But in fact, the standard alarmist talk about retraversing binds and quadratic explosions and costly appends, and so on become transparent nonsense with Stream f m r in its streaming use. The conceptual power needed to see this is basically nil: Where m is read as IO, or some transformed IO, then the dreaded retraversing of the binds in a stream expression would involve repeating all the past actions. Don't worry, to get e.g. the second chunk of bytes from a handle, you won't need to start over and get the first one again! The first chunk has vanished into an unrepeatable past.

All of the difficulties a streaming library is attempting to avoid are concentrated in the deep irrationality of

sequence :: (Monad m, Traversable t) => t (m a) -> m (t a)
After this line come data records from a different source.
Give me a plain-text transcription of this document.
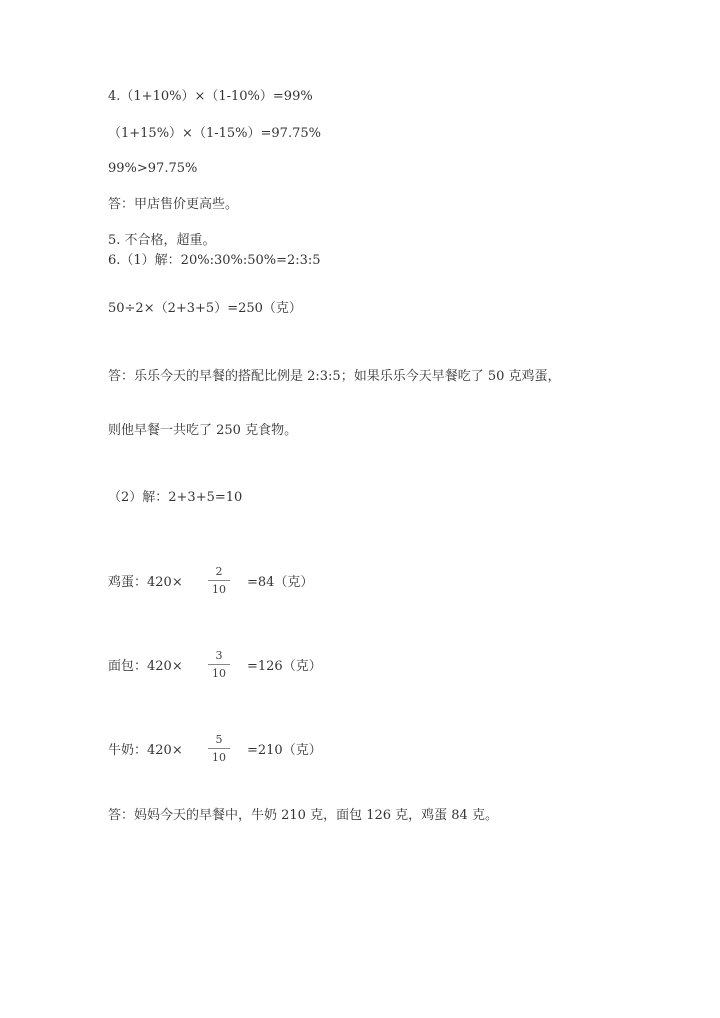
4.（1+10%）×（1-10%）=99%
（1+15%）×（1-15%）=97.75%
99%>97.75%
答：甲店售价更高些。
5. 不合格，超重。
6.（1）解：20%:30%:50%=2:3:5
50÷2×（2+3+5）=250（克）
答：乐乐今天的早餐的搭配比例是 2:3:5；如果乐乐今天早餐吃了 50 克鸡蛋，
则他早餐一共吃了 250 克食物。
（2）解：2+3+5=10
鸡蛋：420×
2
10	=84（克）
面包：420×
3
10	=126（克）
牛奶：420×
5
10	=210（克）
答：妈妈今天的早餐中，牛奶 210 克，面包 126 克，鸡蛋 84 克。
In the streaming context, this becomes

sequence :: Monad m, Functor f => Stream f m r -> Stream f m r
sequence = id

It is of course easy enough to define

accumulate :: Monad m, Functor f => Stream f m r -> m (Stream f Identity r)

or reifyBindsRetraversingWherePossible or _ICan'tTakeThisStreamingAnymore, as you might call it. The types themselves teach the user how to avoid or control the sort of accumulation characteristic of sequence in its various guises e.g. mapM f = sequence . map f and traverse f = sequence . fmap f and replicateM n = sequence . replicate n. See for example the types of

Control.Monad.replicateM :: Int -> m a -> m [a]
Streaming.Prelude.replicateM :: Int -> m a -> Stream (Of a) m ()

If you want to tempt fate and replicate the irrationality of Control.Monad.replicateM, then sure, you can define the hermaphroditic chimera

accumulate . Streaming.Prelude.replicateM :: Int -> m a -> m (Stream (Of a) Identity ())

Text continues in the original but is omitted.